State Bank of India, the country’s biggest bank has expressed concern over continuing weak demand in the economy due to “entrenched disinflationary impetus and weak demand,” and suggested that the RBI should cut key interest rates.
While economic growth is moderately strong right now, it said, these factors will impact IIP (Index of Industrial Production) readings in the coming two months.
“We believe that due to continued tepid credit growth and subdued commercial vehicle sales in recent period, a negative impact may precipitate in June/July 2015 IIP,” the bank said, announcing its reading for April for its Composite Index of economic activity. The Index is used to indicate whether the economy is growing or falling. “We are overtly concerned regarding the weak demand conditions that is refusing to pick up.”
“It is imperative to improve sentiments further through another round of monetary easing. Interestingly, recently Spain, France and Italy growth accelerated on the back of strong household consumption (albeit boosted by energy consumption), defying the negative messages from the persistently weak manufacturing PMIs. Why can’t it also happen in India,” it asked.
The Reserve Bank of India (RBI) has steadfastly refused to give in to demands for rate cuts from banks, companies and the government, expressing its preference to see inflation brought firmly under control. India’s key interest rates, at around 7.5%, are among the highest in the world.
For May, said SBI, the index reading was 56.4 (High growth), but growth is unlikely to sustain in the coming months.
“This will subsequently reflect in our Composite Index values, going forward. We are overtly concerned regarding the weak demand conditions that is refusing to pick up,” it said.

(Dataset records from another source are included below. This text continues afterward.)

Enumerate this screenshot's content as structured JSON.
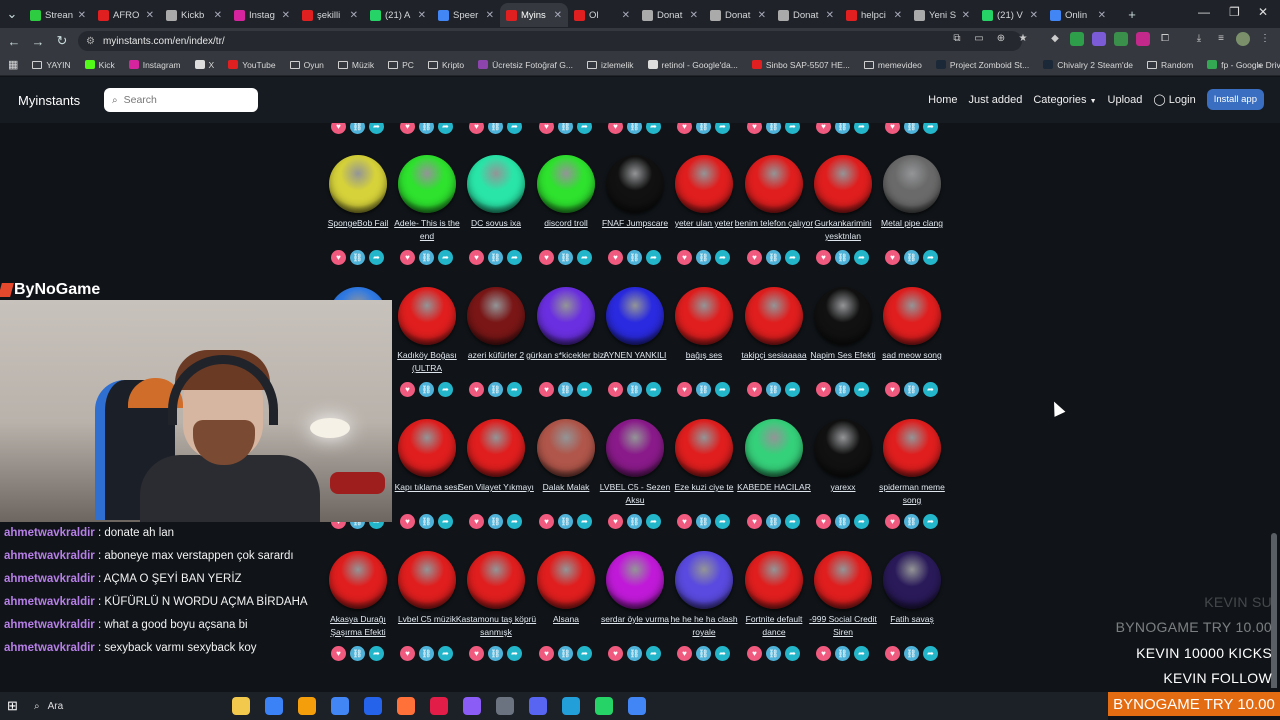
{
  "browser": {
    "tabs": [
      {
        "label": "Strean",
        "color": "#2ecc40"
      },
      {
        "label": "AFRO",
        "color": "#e02020"
      },
      {
        "label": "Kickb",
        "color": "#aaaaaa"
      },
      {
        "label": "Instag",
        "color": "#d6249f"
      },
      {
        "label": "şekilli",
        "color": "#e02020"
      },
      {
        "label": "(21) A",
        "color": "#25d366"
      },
      {
        "label": "Speer",
        "color": "#4285f4"
      },
      {
        "label": "Myins",
        "color": "#e02020",
        "active": true
      },
      {
        "label": "Ol",
        "color": "#e02020"
      },
      {
        "label": "Donat",
        "color": "#aaaaaa"
      },
      {
        "label": "Donat",
        "color": "#aaaaaa"
      },
      {
        "label": "Donat",
        "color": "#aaaaaa"
      },
      {
        "label": "helpci",
        "color": "#e02020"
      },
      {
        "label": "Yeni S",
        "color": "#aaaaaa"
      },
      {
        "label": "(21) V",
        "color": "#25d366"
      },
      {
        "label": "Onlin",
        "color": "#4285f4"
      }
    ],
    "url": "myinstants.com/en/index/tr/",
    "bookmarks": [
      {
        "label": "YAYIN",
        "type": "folder"
      },
      {
        "label": "Kick",
        "type": "icon",
        "color": "#53fc18"
      },
      {
        "label": "Instagram",
        "type": "icon",
        "color": "#d6249f"
      },
      {
        "label": "X",
        "type": "icon",
        "color": "#dddddd"
      },
      {
        "label": "YouTube",
        "type": "icon",
        "color": "#e02020"
      },
      {
        "label": "Oyun",
        "type": "folder"
      },
      {
        "label": "Müzik",
        "type": "folder"
      },
      {
        "label": "PC",
        "type": "folder"
      },
      {
        "label": "Kripto",
        "type": "folder"
      },
      {
        "label": "Ücretsiz Fotoğraf G...",
        "type": "icon",
        "color": "#8e44ad"
      },
      {
        "label": "izlemelik",
        "type": "folder"
      },
      {
        "label": "retinol - Google'da...",
        "type": "icon",
        "color": "#dddddd"
      },
      {
        "label": "Sinbo SAP-5507 HE...",
        "type": "icon",
        "color": "#e02020"
      },
      {
        "label": "memevideo",
        "type": "folder"
      },
      {
        "label": "Project Zomboid St...",
        "type": "icon",
        "color": "#1b2838"
      },
      {
        "label": "Chivalry 2 Steam'de",
        "type": "icon",
        "color": "#1b2838"
      },
      {
        "label": "Random",
        "type": "folder"
      },
      {
        "label": "fp - Google Drive",
        "type": "icon",
        "color": "#34a853"
      }
    ]
  },
  "site": {
    "logo": "Myinstants",
    "search_placeholder": "Search",
    "nav": {
      "home": "Home",
      "just_added": "Just added",
      "categories": "Categories",
      "upload": "Upload",
      "login": "Login",
      "install": "Install app"
    }
  },
  "buttons_rows": [
    [
      {
        "label": "SpongeBob Fail",
        "color": "#d6d23a"
      },
      {
        "label": "Adele- This is the end",
        "color": "#2ee22e"
      },
      {
        "label": "DC sovus ixa",
        "color": "#29e6a8"
      },
      {
        "label": "discord troll",
        "color": "#2ee22e"
      },
      {
        "label": "FNAF Jumpscare",
        "color": "#111111"
      },
      {
        "label": "yeter ulan yeter",
        "color": "#e01e1e"
      },
      {
        "label": "benim telefon çalıyor",
        "color": "#e01e1e"
      },
      {
        "label": "Gurkankarimini yesktnlan",
        "color": "#e01e1e"
      },
      {
        "label": "Metal pipe clang",
        "color": "#6a6a6a"
      }
    ],
    [
      {
        "label": "",
        "color": "#2f7ae5"
      },
      {
        "label": "Kadıköy Boğası (ULTRA",
        "color": "#e01e1e"
      },
      {
        "label": "azeri küfürler 2",
        "color": "#7a1616"
      },
      {
        "label": "gürkan s*kicekler bizi",
        "color": "#6a2fe0"
      },
      {
        "label": "AYNEN YANKILI",
        "color": "#2a2ae0"
      },
      {
        "label": "bağış ses",
        "color": "#e01e1e"
      },
      {
        "label": "takipçi sesiaaaaa",
        "color": "#e01e1e"
      },
      {
        "label": "Napim Ses Efekti",
        "color": "#111111"
      },
      {
        "label": "sad meow song",
        "color": "#e01e1e"
      }
    ],
    [
      {
        "label": "",
        "color": "#e01e1e"
      },
      {
        "label": "Kapı tıklama sesi",
        "color": "#e01e1e"
      },
      {
        "label": "Sen Vilayet Yıkmayı",
        "color": "#e01e1e"
      },
      {
        "label": "Dalak Malak",
        "color": "#b0564a"
      },
      {
        "label": "LVBEL C5 - Sezen Aksu",
        "color": "#8a1a8a"
      },
      {
        "label": "Eze kuzi ciye te",
        "color": "#e01e1e"
      },
      {
        "label": "KABEDE HACILAR",
        "color": "#35d07a"
      },
      {
        "label": "yarexx",
        "color": "#111111"
      },
      {
        "label": "spiderman meme song",
        "color": "#e01e1e"
      }
    ],
    [
      {
        "label": "Akasya Durağı Şaşırma Efekti",
        "color": "#e01e1e"
      },
      {
        "label": "Lvbel C5 müzik",
        "color": "#e01e1e"
      },
      {
        "label": "Kastamonu taş köprü sanmışk",
        "color": "#e01e1e"
      },
      {
        "label": "Alsana",
        "color": "#e01e1e"
      },
      {
        "label": "serdar öyle vurma",
        "color": "#c01ad8"
      },
      {
        "label": "he he he ha clash royale",
        "color": "#5a4adf"
      },
      {
        "label": "Fortnite default dance",
        "color": "#e01e1e"
      },
      {
        "label": "-999 Social Credit Siren",
        "color": "#e01e1e"
      },
      {
        "label": "Fatih savaş",
        "color": "#2a1a5a"
      }
    ]
  ],
  "stream": {
    "brand": "ByNoGame",
    "chat": [
      {
        "user": "ahmetwavkraldir",
        "message": "donate ah lan"
      },
      {
        "user": "ahmetwavkraldir",
        "message": "aboneye max verstappen çok sarardı"
      },
      {
        "user": "ahmetwavkraldir",
        "message": "AÇMA O ŞEYİ BAN YERİZ"
      },
      {
        "user": "ahmetwavkraldir",
        "message": "KÜFÜRLÜ N WORDU AÇMA BİRDAHA"
      },
      {
        "user": "ahmetwavkraldir",
        "message": "what a good boyu açsana bi"
      },
      {
        "user": "ahmetwavkraldir",
        "message": "sexyback varmı sexyback koy"
      }
    ],
    "alerts": [
      {
        "text": "KEVIN  SU",
        "style": "faded"
      },
      {
        "text": "BYNOGAME  TRY 10.00",
        "style": "faded2"
      },
      {
        "text": "KEVIN  10000 KICKS",
        "style": "solid"
      },
      {
        "text": "KEVIN  FOLLOW",
        "style": "solid"
      }
    ],
    "alert_bar": "BYNOGAME  TRY 10.00"
  },
  "taskbar": {
    "search_label": "Ara",
    "apps": [
      "#f2c94c",
      "#3b82f6",
      "#f59e0b",
      "#4285f4",
      "#2563eb",
      "#ff7139",
      "#e11d48",
      "#8b5cf6",
      "#6b7280",
      "#5865f2",
      "#229ed9",
      "#25d366",
      "#4285f4"
    ]
  }
}
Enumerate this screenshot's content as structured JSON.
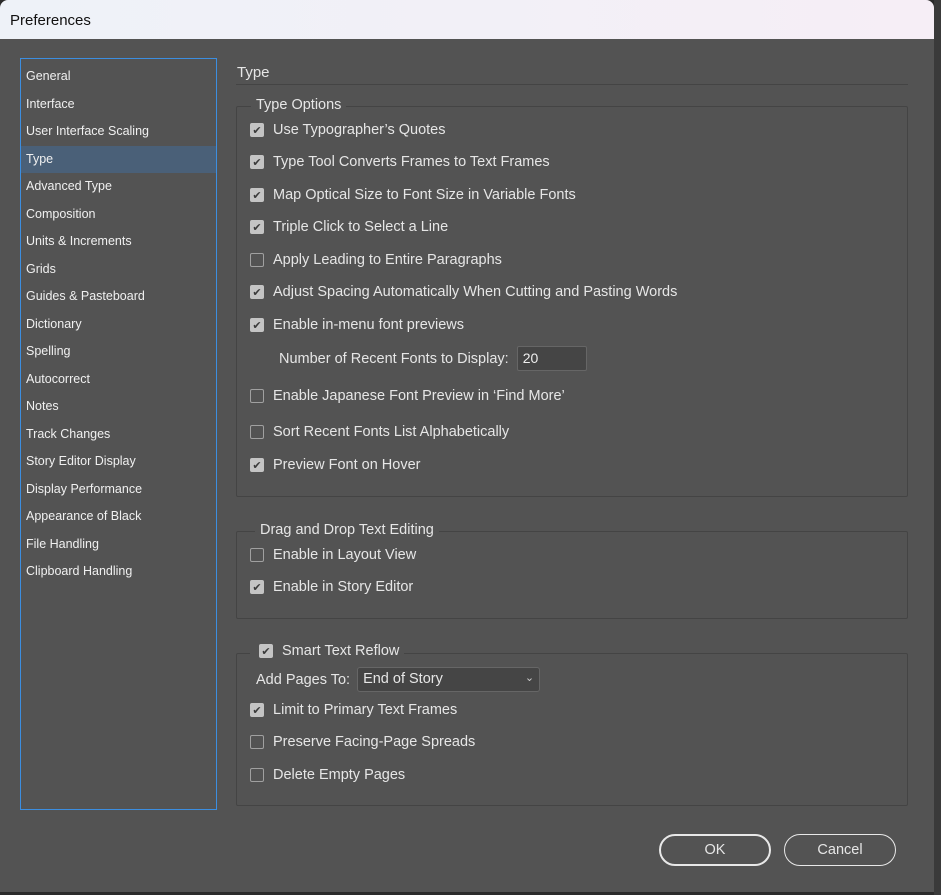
{
  "window": {
    "title": "Preferences"
  },
  "sidebar": {
    "items": [
      "General",
      "Interface",
      "User Interface Scaling",
      "Type",
      "Advanced Type",
      "Composition",
      "Units & Increments",
      "Grids",
      "Guides & Pasteboard",
      "Dictionary",
      "Spelling",
      "Autocorrect",
      "Notes",
      "Track Changes",
      "Story Editor Display",
      "Display Performance",
      "Appearance of Black",
      "File Handling",
      "Clipboard Handling"
    ],
    "selected": "Type"
  },
  "main": {
    "title": "Type",
    "type_options": {
      "legend": "Type Options",
      "options": [
        {
          "label": "Use Typographer’s Quotes",
          "checked": true
        },
        {
          "label": "Type Tool Converts Frames to Text Frames",
          "checked": true
        },
        {
          "label": "Map Optical Size to Font Size in Variable Fonts",
          "checked": true
        },
        {
          "label": "Triple Click to Select a Line",
          "checked": true
        },
        {
          "label": "Apply Leading to Entire Paragraphs",
          "checked": false
        },
        {
          "label": "Adjust Spacing Automatically When Cutting and Pasting Words",
          "checked": true
        },
        {
          "label": "Enable in-menu font previews",
          "checked": true
        }
      ],
      "recent_fonts_label": "Number of Recent Fonts to Display:",
      "recent_fonts_value": "20",
      "options2": [
        {
          "label": "Enable Japanese Font Preview in ‘Find More’",
          "checked": false
        },
        {
          "label": "Sort Recent Fonts List Alphabetically",
          "checked": false
        },
        {
          "label": "Preview Font on Hover",
          "checked": true
        }
      ]
    },
    "drag_drop": {
      "legend": "Drag and Drop Text Editing",
      "options": [
        {
          "label": "Enable in Layout View",
          "checked": false
        },
        {
          "label": "Enable in Story Editor",
          "checked": true
        }
      ]
    },
    "smart_reflow": {
      "legend": "Smart Text Reflow",
      "checked": true,
      "add_pages_label": "Add Pages To:",
      "add_pages_value": "End of Story",
      "options": [
        {
          "label": "Limit to Primary Text Frames",
          "checked": true
        },
        {
          "label": "Preserve Facing-Page Spreads",
          "checked": false
        },
        {
          "label": "Delete Empty Pages",
          "checked": false
        }
      ]
    }
  },
  "buttons": {
    "ok": "OK",
    "cancel": "Cancel"
  }
}
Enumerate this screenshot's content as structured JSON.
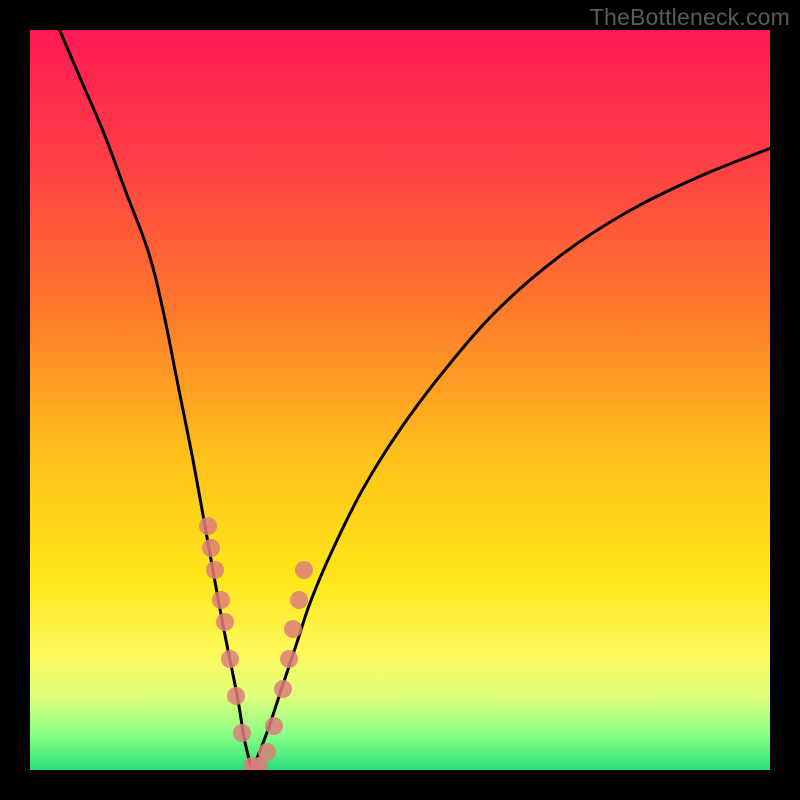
{
  "watermark": "TheBottleneck.com",
  "colors": {
    "frame": "#000000",
    "curve": "#000000",
    "dot": "#dd7e7b",
    "gradient_stops": [
      {
        "offset": 0.0,
        "color": "#ff1a54"
      },
      {
        "offset": 0.18,
        "color": "#ff3f46"
      },
      {
        "offset": 0.38,
        "color": "#ff7a2c"
      },
      {
        "offset": 0.58,
        "color": "#ffc21a"
      },
      {
        "offset": 0.74,
        "color": "#ffe619"
      },
      {
        "offset": 0.84,
        "color": "#fff85a"
      },
      {
        "offset": 0.9,
        "color": "#dfff7a"
      },
      {
        "offset": 0.95,
        "color": "#8dff86"
      },
      {
        "offset": 1.0,
        "color": "#29e07a"
      }
    ]
  },
  "chart_data": {
    "type": "line",
    "title": "",
    "xlabel": "",
    "ylabel": "",
    "xlim": [
      0,
      100
    ],
    "ylim": [
      0,
      100
    ],
    "notes": "Bottleneck-style V curve. Left branch descends steeply from top-left; right branch rises with decreasing slope toward upper right. Minimum (value 0) occurs around x≈28–32. Pink dots cluster along both branches in the lower ~35% of the chart height.",
    "series": [
      {
        "name": "left-branch",
        "x": [
          4,
          7,
          10,
          13,
          16,
          18,
          20,
          22,
          24,
          26,
          28,
          29,
          30
        ],
        "values": [
          100,
          93,
          86,
          78,
          70,
          62,
          52,
          42,
          31,
          20,
          10,
          4,
          0
        ]
      },
      {
        "name": "right-branch",
        "x": [
          30,
          32,
          34,
          36,
          38,
          41,
          45,
          50,
          56,
          63,
          71,
          80,
          90,
          100
        ],
        "values": [
          0,
          5,
          11,
          17,
          23,
          30,
          38,
          46,
          54,
          62,
          69,
          75,
          80,
          84
        ]
      }
    ],
    "scatter": {
      "name": "dots",
      "x": [
        24.0,
        24.5,
        25.0,
        25.8,
        26.3,
        27.0,
        27.8,
        28.6,
        30.0,
        31.0,
        32.0,
        33.0,
        34.2,
        35.0,
        35.6,
        36.3,
        37.0
      ],
      "values": [
        33.0,
        30.0,
        27.0,
        23.0,
        20.0,
        15.0,
        10.0,
        5.0,
        0.5,
        0.5,
        2.5,
        6.0,
        11.0,
        15.0,
        19.0,
        23.0,
        27.0
      ]
    }
  }
}
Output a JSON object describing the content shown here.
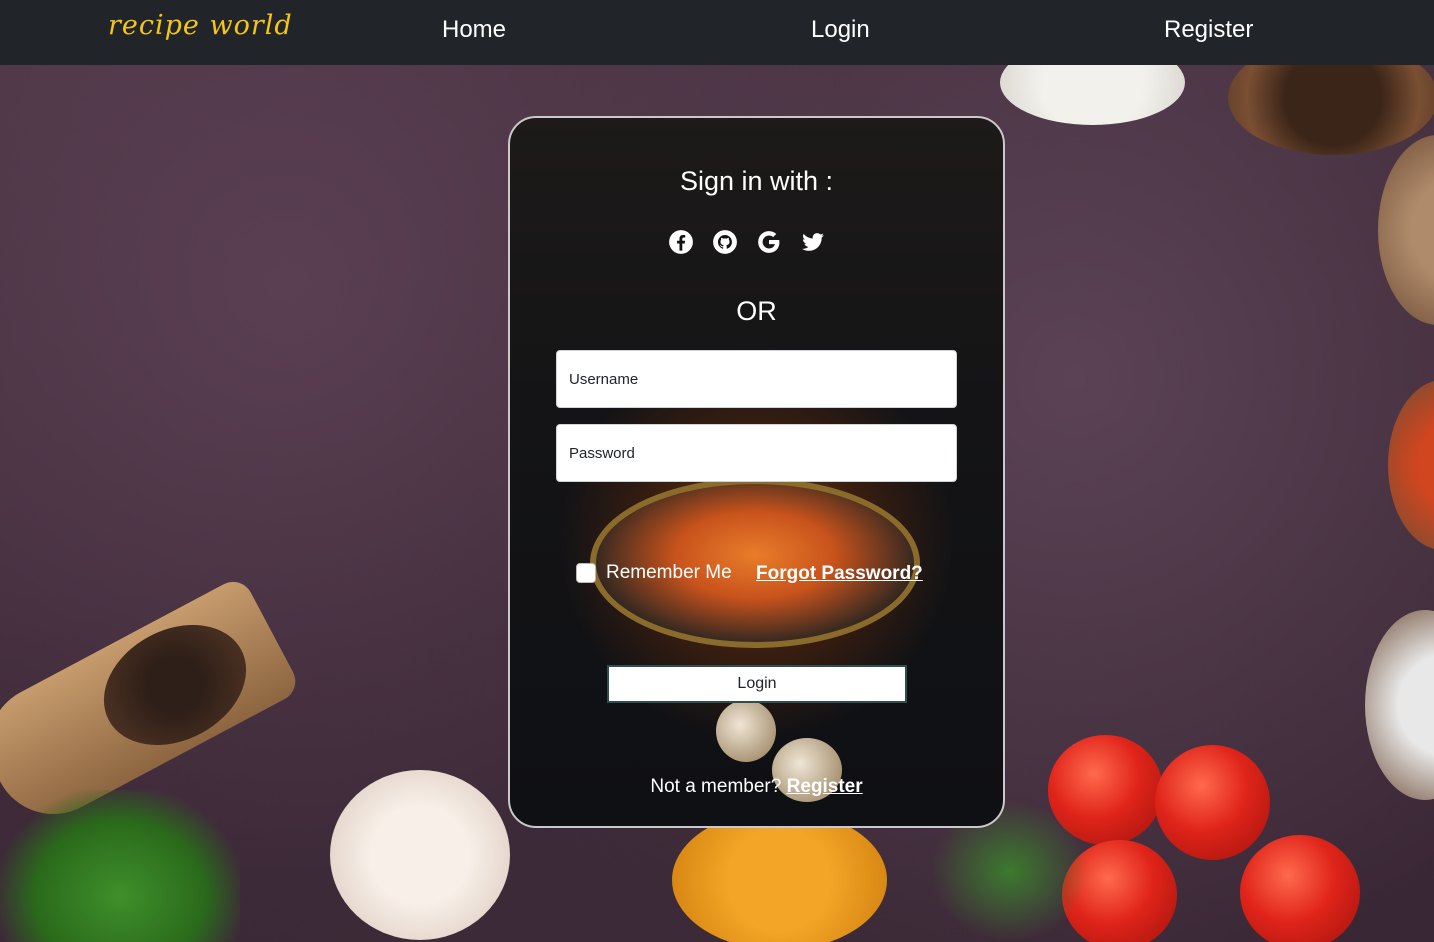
{
  "navbar": {
    "brand": "recipe world",
    "links": [
      "Home",
      "Login",
      "Register"
    ]
  },
  "login": {
    "title": "Sign in with :",
    "social_icons": [
      "facebook-icon",
      "github-icon",
      "google-icon",
      "twitter-icon"
    ],
    "or_text": "OR",
    "username_placeholder": "Username",
    "password_placeholder": "Password",
    "remember_label": "Remember Me",
    "forgot_label": "Forgot Password?",
    "login_button": "Login",
    "not_member_text": "Not a member? ",
    "register_link": "Register"
  },
  "colors": {
    "navbar_bg": "#212529",
    "brand": "#f5c518",
    "text": "#ffffff"
  }
}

“Though some of the companies have been able to manage top line growth, deterioration in EBIDTA margins reflect the kind of strain in the books of the companies. These companies may not be able to continue the same way for a longer period since as competition increase, addition of volume from other than core business may be at a cost and affect bottom line too,” it added.
The Index is based on two components of the manufacturing cycle, namely month-on-month and year-on-year growth on a scale of 0 to 100. Index above 50 implies growth over previous respective period and less than 50 will suggest a contraction over respective period.
It also said that retail inflation is likely to be at sub 4% within the next 2-3 months. “This will not be a result of only base effect, as widely believed,” it said.
“This is already undershooting RBI projections (5.8% by Mar’16) by 40-50 basis points as off now. Wholesale prices will remain in deep negative territory for most part of 2015, if not the entire duration.”
The composite index reading was 58.2 in May.
“The positive thing is that the Government is planning to come out with several project initiatives. We feel that the infra activities will start possibly from the second half of this year as the Government would be in a position to push the projects and schemes in the next six months. Rating upgrades are seen in Mid-sized companies (Operating Income between Rs 100 crore to Rs 500 crore) showing expectations of better result in 2015-16, that had seen the most stress.”